To tackle these health concerns, UK local authorities have declared over 500 Air Quality Management Areas, of which 44 are declared due to pollution from roads within National Highways’ network. Nitrogen Dioxide (NO2) is the main pollutant, followed by particulate matter (PM).
Variable speed limits (VSLs) are already delivering major reductions in congestion and improvements in safety across the UK’s motorway network. This project will seek to identify how the use of this VSL technology can also impact on vehicle emissions.
The project, commissioned by National Highways and led by Amey Consulting, researched the improvement air quality by dynamically changing speed limits on the Strategic Road Network (SRN). Making use of existing smart motorway infrastructure, it explored the introduction of flow management to control the speed of traffic on the motorway when poor air quality is predicted, to reduce the effects of poor air quality on health. Prediction work measured traffic congestion with existing traffic detectors, weather conditions from the Met Office, and pollution levels from new air quality sensors. How resulting pollution disperses near these major roads was then modelled.

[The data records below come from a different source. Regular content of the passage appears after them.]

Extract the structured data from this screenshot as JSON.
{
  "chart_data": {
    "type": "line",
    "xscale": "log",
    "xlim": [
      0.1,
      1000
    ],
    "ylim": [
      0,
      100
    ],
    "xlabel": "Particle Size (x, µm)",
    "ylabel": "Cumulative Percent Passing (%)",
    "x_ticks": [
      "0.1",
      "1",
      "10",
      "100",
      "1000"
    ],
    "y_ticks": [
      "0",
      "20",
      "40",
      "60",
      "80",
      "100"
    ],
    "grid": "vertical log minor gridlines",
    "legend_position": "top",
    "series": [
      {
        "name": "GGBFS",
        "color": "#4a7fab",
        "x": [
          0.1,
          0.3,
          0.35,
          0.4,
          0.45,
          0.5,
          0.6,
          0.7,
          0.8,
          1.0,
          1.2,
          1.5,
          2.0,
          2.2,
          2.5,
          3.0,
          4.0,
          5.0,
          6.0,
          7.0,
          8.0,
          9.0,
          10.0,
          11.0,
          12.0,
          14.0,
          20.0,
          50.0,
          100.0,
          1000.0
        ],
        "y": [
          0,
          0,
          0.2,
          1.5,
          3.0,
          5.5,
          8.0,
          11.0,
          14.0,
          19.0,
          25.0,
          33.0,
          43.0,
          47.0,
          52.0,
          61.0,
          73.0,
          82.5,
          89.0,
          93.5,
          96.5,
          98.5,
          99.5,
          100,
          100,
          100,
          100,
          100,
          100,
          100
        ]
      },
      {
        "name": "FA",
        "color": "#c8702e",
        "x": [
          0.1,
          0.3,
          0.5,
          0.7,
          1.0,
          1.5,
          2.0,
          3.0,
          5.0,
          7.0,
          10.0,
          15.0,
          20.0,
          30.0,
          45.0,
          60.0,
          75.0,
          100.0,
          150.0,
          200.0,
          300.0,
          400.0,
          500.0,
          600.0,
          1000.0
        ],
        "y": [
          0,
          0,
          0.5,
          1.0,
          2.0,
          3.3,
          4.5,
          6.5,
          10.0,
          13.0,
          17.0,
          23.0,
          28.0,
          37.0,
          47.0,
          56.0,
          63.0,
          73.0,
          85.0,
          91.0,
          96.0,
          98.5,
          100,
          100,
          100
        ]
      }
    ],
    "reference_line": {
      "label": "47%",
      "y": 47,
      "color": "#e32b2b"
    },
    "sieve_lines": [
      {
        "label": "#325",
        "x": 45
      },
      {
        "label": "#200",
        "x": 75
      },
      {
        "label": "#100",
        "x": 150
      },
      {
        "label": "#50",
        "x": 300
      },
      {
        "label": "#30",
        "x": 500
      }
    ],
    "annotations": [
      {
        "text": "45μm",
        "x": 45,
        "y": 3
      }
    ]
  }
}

Sensors reported critical data every minute to deliver air quality predictions at a much higher resolution than previously, with the ability to determine how varying the speed limit can improve air quality in the local vicinity. Frequent modelling and prediction enabled the introduction of ‘air quality’ speed restrictions, only when necessary, in response to each predicted poor air quality event.
Collecting the various data sources and predicting where and when poor air quality occurred was handled by Amey Consulting’s AQATANE system. Developed in collaboration with Newcastle University, it integrates multiple data sources and enables continuous modelling of dispersion in real-time through three modelling components; a traffic congestion model, an emissions model and pollution dispersion modelling. Envirowatch’s “e-Mote” sensors will monitor and report data on nitric oxide (NO), nitrogen dioxide (NO2) and carbon monoxide (CO) levels, as well as trialling new low-cost PM sensors.
Nicander provided their curo360 system to demonstrate the setting of variable message signs and mandatory speed limits when poor quality events were predicted and an alert raised by the AQATANE system; this process was automated through the use of curo360’s rules engine and business process management functionality. curo360 collected and displayed congestion and device status data from National Highways’ NTIS system.